Sus archi rivales seguirán siendo, por un buen tiempo, las redes sociales. Acá lo programático se disfraza de cotidianeidad para que sea digerible en el lenguaje acelerado de TikTok, Instagram o X. En general, las diferencias que se observan no son solo de contenido, sino de forma, tono, ritmo y plataformas elegidas. En una elección cada vez más mediatizada por entornos digitales, la capacidad de adaptar el mensaje sin perder identidad es clave. En las redes, la intimidad ganó terreno, mostrar el “detrás de cámaras” puede humanizar, pero también expone. En contextos de alta desconfianza, la intimidad bien gestionada puede ser una herramienta poderosa, siempre que no se vea forzada. Algunos candidatos lo usan para reforzar su cercanía (“yo también hago la fila en el consultorio”), otros lo evitan para no perder el aura de autoridad. Las redes sociales no premian la profundidad, sino la capacidad de conectar emocionalmente.
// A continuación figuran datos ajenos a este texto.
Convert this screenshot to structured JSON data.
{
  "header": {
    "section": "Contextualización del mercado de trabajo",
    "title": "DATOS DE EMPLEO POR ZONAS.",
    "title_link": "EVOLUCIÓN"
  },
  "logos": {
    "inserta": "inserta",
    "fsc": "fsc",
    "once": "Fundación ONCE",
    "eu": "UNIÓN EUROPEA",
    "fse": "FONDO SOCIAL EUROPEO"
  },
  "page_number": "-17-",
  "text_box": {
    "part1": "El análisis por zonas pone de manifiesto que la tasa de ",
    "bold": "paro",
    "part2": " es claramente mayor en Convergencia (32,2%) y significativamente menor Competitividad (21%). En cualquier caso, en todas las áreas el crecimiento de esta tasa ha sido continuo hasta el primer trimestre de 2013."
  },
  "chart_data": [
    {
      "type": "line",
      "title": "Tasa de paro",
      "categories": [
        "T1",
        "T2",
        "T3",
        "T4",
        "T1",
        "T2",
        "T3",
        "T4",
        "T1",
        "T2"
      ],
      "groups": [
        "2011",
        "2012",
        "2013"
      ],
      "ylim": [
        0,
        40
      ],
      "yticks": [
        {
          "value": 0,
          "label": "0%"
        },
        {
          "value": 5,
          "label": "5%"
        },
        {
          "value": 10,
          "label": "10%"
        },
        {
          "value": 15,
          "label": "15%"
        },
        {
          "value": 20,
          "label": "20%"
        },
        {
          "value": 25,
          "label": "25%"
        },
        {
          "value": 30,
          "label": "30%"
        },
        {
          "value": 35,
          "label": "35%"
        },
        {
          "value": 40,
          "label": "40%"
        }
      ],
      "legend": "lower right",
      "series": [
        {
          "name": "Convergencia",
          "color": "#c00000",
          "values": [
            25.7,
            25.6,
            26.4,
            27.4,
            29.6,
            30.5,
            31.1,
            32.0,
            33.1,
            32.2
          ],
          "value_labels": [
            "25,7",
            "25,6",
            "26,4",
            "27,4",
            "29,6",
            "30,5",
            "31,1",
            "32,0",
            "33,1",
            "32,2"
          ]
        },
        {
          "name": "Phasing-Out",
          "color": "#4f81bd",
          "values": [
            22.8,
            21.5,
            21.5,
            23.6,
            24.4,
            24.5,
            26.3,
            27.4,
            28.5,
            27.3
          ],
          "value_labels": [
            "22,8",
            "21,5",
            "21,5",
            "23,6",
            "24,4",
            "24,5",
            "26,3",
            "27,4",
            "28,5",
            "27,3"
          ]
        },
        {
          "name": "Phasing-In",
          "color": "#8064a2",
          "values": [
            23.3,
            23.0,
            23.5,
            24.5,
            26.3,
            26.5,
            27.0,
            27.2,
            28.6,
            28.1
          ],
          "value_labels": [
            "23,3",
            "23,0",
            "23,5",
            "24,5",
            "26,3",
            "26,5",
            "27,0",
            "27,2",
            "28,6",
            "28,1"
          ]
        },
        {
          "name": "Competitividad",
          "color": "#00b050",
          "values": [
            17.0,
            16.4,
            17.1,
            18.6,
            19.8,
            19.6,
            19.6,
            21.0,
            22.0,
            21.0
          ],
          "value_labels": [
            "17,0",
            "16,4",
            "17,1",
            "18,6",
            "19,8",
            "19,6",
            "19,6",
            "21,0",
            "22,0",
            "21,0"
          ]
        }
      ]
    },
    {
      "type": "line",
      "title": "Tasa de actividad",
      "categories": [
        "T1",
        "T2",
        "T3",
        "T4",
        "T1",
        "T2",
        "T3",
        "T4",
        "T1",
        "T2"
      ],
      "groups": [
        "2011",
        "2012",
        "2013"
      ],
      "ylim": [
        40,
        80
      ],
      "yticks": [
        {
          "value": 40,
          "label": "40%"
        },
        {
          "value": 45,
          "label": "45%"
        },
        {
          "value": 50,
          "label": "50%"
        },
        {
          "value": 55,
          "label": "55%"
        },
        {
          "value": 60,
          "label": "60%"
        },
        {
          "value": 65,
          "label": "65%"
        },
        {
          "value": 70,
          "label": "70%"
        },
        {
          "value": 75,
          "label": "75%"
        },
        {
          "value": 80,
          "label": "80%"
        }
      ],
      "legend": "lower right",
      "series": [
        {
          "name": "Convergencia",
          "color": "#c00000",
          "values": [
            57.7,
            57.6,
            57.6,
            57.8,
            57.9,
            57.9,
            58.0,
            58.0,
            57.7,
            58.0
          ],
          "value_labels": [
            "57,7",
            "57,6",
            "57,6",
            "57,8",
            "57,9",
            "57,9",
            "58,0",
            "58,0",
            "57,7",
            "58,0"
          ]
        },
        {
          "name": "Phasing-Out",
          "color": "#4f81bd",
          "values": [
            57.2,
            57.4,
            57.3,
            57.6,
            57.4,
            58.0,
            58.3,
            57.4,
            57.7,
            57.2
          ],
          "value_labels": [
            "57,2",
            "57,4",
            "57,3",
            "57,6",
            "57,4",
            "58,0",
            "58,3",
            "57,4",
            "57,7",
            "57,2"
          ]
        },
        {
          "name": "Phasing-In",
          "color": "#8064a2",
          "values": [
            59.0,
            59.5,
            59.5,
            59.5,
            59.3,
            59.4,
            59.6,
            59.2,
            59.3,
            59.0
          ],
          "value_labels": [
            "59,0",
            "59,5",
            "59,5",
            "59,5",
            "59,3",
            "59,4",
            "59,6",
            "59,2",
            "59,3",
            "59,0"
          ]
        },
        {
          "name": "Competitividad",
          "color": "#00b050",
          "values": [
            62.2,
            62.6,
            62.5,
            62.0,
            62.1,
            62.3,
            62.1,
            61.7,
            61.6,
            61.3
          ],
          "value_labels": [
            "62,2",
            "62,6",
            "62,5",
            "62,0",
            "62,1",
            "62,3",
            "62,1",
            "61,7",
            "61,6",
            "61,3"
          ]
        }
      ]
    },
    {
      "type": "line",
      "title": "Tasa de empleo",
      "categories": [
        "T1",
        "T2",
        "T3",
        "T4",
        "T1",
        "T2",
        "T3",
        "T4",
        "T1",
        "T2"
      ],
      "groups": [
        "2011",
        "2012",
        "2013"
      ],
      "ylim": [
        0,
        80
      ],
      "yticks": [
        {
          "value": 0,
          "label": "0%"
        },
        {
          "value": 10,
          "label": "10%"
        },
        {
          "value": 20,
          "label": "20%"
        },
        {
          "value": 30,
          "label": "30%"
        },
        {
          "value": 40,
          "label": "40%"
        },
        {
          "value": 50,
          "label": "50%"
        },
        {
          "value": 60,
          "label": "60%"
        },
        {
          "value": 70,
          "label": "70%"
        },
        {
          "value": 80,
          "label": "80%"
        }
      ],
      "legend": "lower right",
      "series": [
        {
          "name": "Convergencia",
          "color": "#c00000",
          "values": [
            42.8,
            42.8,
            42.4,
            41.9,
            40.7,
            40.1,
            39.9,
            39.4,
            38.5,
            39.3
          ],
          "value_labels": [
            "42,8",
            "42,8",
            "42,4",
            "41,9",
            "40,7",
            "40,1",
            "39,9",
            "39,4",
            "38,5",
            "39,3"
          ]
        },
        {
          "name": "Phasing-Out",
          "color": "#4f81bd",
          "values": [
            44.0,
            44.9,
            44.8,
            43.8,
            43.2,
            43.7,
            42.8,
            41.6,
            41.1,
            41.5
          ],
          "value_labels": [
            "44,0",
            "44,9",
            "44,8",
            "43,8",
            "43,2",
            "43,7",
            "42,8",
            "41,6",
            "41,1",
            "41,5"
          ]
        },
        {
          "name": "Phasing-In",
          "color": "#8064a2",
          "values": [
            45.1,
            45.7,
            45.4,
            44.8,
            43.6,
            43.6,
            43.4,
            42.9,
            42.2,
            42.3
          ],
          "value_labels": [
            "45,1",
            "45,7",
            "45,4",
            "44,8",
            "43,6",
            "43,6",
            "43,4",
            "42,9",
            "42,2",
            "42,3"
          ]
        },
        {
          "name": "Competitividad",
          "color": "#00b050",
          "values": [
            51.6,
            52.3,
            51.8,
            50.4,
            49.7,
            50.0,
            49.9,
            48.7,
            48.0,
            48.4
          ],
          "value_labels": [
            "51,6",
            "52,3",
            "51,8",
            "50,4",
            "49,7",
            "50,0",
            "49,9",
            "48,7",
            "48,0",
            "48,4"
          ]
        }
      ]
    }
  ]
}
Así, la seguridad no es solo un tema, sino una escena; el crecimiento económico se vuelve una historia personal; y el liderazgo se prueba más por la puesta en escena que por la propuesta escrita.
No basta con decir “vamos a mejorar la seguridad” o “impulsaremos el crecimiento económico” en un afiche o un spot, hay que mostrar al candidato caminando con vecinos, hablando con carabineros, o reaccionando a un caso del día. Las redes exigen traducir lo programático a lo cotidiano. Los likes no votan, pero sí pueden moldear percepciones, y eso es clave en tiempos de sobreinformación y consumo fragmentado.
En este escenario, el miedo a la obsolescencia de la franja no es infundado. Frente a plataformas que operan en tiempo real, con lógica algorítmica y emocional, la televisión parece lenta, ceremoniosa, incluso anacrónica. Sin embargo, su permanencia radica justamente en esa condición: es un umbral ritual, un espacio común aún legitimado. Y es que la franja no puede competir con la viralidad, pero tampoco debe hacerlo.
Por fortuna, no es la tele o las redes las que definirán los destinos de ese Chile que varios imaginan. La urna sigue siendo la reina en esta fiesta.